Chemical vapor deposition on metals

CVD on metal foils (especially copper) is the dominant method for producing large-area graphene:

1. A copper foil is heated to ~1000°C in a low-pressure furnace.
2. A carbon precursor gas (typically methane mixed with hydrogen) flows over the surface.
3. Methane decomposes on the copper surface, and carbon atoms form a graphene film.
4. Growth on copper is self-limiting: once a monolayer forms, further decomposition is suppressed, giving good thickness control.
5. The graphene is transferred to a target substrate using a polymer support layer, after which the copper is etched away.

CVD can produce continuous graphene films over areas of square meters with good electronic quality, making it the most practical route for industrial applications.

Applications of graphene

High-frequency transistors

Graphene's high carrier mobility and saturation velocity make it well-suited for radio-frequency (RF) transistors. Graphene RF transistors have demonstrated cutoff frequencies of several hundred GHz. However, the absence of a band gap in monolayer graphene means these transistors cannot be fully switched off, limiting their use in digital logic. Current research focuses on band gap engineering (through nanoribbons, bilayer gating, or chemical functionalization) and reducing contact resistance.

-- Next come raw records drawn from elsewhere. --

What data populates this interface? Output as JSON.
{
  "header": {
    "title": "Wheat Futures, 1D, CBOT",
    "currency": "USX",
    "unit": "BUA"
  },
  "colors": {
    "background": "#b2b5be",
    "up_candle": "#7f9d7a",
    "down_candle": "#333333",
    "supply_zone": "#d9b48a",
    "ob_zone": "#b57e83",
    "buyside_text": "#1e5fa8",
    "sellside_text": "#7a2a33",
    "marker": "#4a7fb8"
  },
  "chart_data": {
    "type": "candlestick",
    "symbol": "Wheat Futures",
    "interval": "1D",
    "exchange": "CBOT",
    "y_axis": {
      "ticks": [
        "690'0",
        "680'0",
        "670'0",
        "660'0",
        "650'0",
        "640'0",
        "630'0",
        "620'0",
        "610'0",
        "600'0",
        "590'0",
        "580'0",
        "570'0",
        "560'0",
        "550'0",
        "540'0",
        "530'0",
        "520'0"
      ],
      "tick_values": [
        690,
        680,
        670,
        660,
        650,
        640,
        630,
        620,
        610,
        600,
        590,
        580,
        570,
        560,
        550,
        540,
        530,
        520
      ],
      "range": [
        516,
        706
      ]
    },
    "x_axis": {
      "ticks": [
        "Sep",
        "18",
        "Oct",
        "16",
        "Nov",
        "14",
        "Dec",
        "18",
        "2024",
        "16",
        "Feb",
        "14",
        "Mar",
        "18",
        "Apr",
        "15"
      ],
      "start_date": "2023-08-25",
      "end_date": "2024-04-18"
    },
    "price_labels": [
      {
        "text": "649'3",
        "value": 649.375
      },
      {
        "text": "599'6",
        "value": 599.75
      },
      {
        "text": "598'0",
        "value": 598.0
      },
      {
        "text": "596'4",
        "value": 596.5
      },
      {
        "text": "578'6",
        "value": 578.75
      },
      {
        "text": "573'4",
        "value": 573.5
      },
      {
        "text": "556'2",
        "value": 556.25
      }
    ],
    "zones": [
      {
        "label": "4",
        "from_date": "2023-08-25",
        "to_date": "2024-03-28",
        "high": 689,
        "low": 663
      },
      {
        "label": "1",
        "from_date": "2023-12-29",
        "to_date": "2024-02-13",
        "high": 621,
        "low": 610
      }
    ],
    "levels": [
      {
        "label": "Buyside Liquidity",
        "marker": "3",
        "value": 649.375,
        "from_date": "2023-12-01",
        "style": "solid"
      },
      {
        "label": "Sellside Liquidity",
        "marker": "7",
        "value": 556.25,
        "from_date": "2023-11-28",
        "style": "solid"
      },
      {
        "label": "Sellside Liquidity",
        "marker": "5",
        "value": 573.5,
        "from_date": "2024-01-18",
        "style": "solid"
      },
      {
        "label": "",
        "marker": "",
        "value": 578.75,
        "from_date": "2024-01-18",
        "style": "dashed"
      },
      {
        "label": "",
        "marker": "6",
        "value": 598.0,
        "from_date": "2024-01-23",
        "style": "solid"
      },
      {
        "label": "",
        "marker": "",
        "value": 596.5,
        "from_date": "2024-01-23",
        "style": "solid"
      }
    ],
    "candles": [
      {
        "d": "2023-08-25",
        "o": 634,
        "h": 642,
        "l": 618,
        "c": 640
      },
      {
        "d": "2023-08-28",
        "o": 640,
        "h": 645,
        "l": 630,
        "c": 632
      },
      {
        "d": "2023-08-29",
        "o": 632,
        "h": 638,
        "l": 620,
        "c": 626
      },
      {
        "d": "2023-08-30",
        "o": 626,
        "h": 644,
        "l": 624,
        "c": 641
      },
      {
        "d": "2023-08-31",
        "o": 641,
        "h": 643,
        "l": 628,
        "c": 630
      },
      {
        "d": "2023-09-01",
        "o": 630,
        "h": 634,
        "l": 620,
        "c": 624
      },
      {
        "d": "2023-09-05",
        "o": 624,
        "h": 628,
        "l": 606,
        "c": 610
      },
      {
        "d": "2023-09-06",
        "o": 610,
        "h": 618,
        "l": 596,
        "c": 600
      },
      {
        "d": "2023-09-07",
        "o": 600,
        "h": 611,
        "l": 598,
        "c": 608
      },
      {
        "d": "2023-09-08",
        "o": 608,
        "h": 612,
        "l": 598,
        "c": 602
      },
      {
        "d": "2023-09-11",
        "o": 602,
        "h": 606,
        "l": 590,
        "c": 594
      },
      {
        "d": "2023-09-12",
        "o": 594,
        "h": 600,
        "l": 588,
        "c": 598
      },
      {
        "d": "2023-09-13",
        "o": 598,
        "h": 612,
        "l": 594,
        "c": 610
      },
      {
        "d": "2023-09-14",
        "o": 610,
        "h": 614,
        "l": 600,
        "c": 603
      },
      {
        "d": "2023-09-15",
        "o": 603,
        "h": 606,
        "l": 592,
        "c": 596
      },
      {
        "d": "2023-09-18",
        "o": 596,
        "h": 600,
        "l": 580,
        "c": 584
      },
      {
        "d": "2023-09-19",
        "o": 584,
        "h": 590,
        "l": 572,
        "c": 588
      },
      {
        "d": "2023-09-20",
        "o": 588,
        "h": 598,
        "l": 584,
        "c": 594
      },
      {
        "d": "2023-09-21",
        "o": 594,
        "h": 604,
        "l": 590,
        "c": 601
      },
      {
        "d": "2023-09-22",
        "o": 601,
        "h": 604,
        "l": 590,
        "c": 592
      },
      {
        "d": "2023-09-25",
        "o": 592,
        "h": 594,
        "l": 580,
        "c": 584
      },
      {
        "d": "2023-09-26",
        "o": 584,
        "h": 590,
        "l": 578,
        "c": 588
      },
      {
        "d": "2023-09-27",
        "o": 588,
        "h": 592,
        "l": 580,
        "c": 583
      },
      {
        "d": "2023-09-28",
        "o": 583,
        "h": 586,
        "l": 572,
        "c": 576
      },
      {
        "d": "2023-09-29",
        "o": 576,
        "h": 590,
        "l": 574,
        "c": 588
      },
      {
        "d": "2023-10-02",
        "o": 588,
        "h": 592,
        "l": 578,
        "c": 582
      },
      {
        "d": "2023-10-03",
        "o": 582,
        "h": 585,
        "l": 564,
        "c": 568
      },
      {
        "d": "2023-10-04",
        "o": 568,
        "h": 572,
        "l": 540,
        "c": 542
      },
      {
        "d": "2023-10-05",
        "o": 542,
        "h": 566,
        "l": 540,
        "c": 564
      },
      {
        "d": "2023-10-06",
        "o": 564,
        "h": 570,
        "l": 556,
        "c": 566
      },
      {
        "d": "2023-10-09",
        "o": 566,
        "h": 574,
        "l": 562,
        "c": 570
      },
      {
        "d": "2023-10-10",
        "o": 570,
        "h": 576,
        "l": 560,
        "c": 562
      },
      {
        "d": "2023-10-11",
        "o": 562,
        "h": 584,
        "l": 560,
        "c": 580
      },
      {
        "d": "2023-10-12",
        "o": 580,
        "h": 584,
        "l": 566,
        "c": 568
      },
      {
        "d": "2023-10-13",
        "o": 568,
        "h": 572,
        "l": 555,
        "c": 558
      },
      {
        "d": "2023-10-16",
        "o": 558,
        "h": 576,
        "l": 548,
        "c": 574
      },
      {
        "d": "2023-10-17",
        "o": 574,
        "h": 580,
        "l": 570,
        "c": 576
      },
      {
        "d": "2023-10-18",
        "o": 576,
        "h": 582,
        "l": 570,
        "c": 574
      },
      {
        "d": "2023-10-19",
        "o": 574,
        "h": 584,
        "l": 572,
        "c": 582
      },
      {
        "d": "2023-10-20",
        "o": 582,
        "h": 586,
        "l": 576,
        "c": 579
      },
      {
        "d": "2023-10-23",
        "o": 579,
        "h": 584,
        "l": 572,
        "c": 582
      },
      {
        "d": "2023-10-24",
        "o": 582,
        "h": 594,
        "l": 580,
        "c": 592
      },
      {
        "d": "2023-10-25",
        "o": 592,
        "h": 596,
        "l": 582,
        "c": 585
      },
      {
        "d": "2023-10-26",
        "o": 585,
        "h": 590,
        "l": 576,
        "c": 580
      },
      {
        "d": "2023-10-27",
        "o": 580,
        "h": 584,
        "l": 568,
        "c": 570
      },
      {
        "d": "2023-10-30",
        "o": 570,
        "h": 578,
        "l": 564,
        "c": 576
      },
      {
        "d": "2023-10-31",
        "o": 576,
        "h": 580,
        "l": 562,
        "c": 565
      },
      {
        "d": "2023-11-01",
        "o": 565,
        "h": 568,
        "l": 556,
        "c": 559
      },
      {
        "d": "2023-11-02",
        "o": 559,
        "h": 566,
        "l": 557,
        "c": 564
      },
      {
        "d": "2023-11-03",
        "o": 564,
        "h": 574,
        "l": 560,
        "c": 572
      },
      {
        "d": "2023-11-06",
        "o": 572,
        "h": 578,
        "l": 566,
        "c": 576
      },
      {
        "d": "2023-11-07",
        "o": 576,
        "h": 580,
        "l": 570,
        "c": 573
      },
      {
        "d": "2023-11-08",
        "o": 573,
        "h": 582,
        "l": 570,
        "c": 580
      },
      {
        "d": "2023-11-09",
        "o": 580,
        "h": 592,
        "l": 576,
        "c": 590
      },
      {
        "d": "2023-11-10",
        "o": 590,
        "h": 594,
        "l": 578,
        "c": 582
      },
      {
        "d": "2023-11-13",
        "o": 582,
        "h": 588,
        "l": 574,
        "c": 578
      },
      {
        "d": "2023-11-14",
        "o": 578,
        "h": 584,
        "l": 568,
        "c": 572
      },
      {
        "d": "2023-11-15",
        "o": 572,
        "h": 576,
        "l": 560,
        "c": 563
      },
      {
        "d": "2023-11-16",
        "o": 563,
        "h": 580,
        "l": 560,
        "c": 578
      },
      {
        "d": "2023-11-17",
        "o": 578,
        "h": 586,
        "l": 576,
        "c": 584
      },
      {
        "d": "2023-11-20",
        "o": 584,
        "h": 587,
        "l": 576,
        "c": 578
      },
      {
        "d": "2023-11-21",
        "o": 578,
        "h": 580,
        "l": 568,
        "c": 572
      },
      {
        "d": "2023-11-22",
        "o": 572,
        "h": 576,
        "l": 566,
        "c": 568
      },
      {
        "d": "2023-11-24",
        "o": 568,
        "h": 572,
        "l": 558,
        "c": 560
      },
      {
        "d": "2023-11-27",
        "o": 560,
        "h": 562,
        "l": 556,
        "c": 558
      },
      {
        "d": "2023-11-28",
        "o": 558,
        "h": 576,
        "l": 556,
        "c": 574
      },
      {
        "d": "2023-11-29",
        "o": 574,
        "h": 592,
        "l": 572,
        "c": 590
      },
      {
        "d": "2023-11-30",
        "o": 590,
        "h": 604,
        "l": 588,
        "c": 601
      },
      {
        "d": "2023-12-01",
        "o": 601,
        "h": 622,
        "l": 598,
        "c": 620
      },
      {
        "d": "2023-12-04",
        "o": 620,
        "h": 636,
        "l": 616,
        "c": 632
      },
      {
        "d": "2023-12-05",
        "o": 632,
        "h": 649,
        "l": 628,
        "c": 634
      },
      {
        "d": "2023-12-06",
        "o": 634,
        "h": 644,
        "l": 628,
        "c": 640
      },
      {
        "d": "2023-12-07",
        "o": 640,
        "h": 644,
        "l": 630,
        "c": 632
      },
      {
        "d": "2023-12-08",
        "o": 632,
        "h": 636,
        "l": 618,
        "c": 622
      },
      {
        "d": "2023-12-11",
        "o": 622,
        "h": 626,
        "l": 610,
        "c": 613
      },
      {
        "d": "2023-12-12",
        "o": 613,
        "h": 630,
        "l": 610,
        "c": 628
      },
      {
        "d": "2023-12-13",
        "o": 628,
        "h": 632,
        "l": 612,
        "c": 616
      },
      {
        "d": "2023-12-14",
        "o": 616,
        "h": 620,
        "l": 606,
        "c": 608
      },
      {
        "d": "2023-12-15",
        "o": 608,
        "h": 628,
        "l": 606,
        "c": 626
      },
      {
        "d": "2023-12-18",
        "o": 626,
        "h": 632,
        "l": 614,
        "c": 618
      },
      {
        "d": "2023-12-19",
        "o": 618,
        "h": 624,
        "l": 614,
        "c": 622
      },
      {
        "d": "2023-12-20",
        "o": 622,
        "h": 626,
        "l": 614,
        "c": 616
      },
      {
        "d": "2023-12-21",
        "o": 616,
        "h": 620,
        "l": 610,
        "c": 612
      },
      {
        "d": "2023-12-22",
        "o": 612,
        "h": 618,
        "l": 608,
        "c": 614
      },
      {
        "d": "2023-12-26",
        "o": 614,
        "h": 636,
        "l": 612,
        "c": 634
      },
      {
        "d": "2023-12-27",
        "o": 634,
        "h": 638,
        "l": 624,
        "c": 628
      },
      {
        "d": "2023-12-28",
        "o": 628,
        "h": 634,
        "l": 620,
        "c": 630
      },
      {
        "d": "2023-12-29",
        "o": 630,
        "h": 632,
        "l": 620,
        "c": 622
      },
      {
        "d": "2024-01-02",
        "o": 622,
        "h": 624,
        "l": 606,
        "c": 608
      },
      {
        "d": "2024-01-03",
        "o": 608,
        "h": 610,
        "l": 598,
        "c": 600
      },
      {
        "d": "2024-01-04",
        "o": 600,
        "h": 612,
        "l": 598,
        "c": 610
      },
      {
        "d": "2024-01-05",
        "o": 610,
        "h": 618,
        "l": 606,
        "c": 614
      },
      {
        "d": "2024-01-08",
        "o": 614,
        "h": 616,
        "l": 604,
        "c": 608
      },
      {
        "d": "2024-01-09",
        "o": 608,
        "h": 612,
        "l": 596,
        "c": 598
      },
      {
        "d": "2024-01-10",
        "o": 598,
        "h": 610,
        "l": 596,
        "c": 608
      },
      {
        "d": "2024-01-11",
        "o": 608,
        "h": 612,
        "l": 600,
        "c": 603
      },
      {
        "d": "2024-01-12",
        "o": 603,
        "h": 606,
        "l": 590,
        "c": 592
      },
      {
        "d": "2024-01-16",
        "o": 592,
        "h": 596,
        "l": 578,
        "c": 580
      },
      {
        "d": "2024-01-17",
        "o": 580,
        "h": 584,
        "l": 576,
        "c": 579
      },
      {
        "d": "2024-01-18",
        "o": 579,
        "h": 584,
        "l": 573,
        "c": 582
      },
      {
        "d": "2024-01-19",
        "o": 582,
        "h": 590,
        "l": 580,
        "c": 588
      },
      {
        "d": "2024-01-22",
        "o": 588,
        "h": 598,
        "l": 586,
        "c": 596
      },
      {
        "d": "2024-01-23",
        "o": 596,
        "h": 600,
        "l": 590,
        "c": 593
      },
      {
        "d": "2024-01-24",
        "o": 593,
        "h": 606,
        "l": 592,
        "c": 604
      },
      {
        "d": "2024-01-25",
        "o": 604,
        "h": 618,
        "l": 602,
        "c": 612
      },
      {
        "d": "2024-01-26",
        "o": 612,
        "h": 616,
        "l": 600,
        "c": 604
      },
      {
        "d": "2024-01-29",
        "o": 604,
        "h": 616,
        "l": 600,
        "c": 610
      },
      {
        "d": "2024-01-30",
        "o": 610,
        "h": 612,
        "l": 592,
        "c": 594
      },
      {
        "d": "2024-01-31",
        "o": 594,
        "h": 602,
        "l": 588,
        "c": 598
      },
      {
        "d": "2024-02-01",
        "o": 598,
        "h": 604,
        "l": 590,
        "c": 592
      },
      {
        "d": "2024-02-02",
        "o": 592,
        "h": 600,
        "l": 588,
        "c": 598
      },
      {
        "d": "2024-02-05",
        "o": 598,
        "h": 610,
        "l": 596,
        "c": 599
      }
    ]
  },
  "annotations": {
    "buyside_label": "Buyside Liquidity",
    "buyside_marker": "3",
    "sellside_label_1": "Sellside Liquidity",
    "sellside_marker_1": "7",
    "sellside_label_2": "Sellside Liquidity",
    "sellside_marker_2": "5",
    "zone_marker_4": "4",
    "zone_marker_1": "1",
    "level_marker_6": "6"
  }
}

Transparent conductive electrodes

Monolayer graphene absorbs only about 2.3% of visible light while maintaining high sheet conductivity, making it a candidate to replace indium tin oxide (ITO) in:

• Solar cells
• LEDs and OLEDs
• Touch screens
• Flexible and wearable displays

Graphene's mechanical flexibility gives it a significant advantage over brittle ITO for bendable and stretchable devices. The main challenges are achieving sufficiently low sheet resistance (ITO typically offers ~10–100 Ω/sq) and developing reliable large-area transfer processes.